The book is interesting and well worth reading although, because of its extensive use of Greek, it is readable for those who are aquainted with the Greek language. 

COMMENTARY ON GALATIANS, Martin Luther; Kregel Publications, 1979; 388 pages, $l0.95. (Reviewed by Prof. H. Hanko.) 

Shortly before Luther died he is quoted as saying that there were only two books which he wrote in his life which were any good. One was “The Bondage of the Will” and the other was his “Commentary on Galatians.” Apart from appearing in the collected works of Luther, this is the first time in a long time that this important work of the Wittenberg reformer has appeared in a separate volume. 

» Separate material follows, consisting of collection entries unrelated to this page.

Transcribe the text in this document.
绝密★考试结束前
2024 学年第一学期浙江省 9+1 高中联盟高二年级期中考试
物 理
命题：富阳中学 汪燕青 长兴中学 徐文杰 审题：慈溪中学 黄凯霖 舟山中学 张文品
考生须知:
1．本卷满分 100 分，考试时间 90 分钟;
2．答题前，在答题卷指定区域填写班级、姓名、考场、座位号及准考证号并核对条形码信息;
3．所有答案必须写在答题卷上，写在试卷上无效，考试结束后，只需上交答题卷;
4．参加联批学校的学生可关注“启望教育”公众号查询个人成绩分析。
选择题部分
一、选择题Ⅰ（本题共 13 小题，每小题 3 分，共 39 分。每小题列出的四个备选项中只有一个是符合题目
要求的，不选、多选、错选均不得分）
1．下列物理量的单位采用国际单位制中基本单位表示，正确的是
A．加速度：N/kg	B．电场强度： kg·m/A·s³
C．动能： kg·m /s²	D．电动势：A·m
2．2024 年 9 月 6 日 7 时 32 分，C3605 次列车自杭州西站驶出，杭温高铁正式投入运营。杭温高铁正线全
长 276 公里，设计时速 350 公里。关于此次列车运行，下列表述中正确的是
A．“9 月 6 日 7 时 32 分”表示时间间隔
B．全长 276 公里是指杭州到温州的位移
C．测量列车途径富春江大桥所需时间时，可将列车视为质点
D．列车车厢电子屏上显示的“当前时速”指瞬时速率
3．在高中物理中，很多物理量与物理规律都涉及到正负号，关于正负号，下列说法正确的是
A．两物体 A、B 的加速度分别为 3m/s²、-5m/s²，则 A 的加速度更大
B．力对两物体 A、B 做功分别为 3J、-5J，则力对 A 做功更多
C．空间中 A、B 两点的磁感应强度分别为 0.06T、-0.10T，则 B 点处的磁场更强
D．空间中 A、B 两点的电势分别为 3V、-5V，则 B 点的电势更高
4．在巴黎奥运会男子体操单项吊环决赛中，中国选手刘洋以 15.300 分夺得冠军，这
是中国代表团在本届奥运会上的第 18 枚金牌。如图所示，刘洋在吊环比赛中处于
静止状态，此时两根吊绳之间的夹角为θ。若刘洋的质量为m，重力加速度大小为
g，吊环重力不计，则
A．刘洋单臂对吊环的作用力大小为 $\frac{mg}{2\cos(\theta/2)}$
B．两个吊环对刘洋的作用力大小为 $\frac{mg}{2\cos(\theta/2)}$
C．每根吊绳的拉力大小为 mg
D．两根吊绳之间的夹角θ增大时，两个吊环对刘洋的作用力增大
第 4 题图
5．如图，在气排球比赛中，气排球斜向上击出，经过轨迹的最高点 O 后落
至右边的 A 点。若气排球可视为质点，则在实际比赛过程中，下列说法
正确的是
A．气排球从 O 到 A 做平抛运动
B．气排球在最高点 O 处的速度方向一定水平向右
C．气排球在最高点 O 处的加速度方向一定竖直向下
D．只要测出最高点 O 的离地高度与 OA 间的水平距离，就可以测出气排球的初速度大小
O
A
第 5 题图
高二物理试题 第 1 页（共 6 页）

I cannot recommend this work strongly enough, and every faithful son of the Reformation ought to be grateful for this effort of Kregels to make this book available. It can be used as any commentary is used in a study of this important book of the Bible and the reader will find depths of riches in Luther’s explanation of it. But there is more than that. Here, in this commentary, you really find what the truth of the Lutheran reformation, the just shall live by faith, is all about. After all, the great theme of this epistle is justification by faith apart from the works of the law. This was also the theological principle of Luther’s reformatory work, and it is no wonder then that this book stands high among Luther’s writings. I would almost say that one cannot understand well the Lutheran Reformation without reading Luther’s Commentary on Galatians. Yet, finally, the commentary makes excellent devotional reading. It is not difficult to sit down with the book and read it for its great insights into the truth of salvation in the cross of Christ alone. 

The book is somewhat condensed, but the price of $10.95 is a bargain indeed in these days of expensive books. Get it and add it to your library and, above all, read it. 

I have not checked on the accuracy of the translation.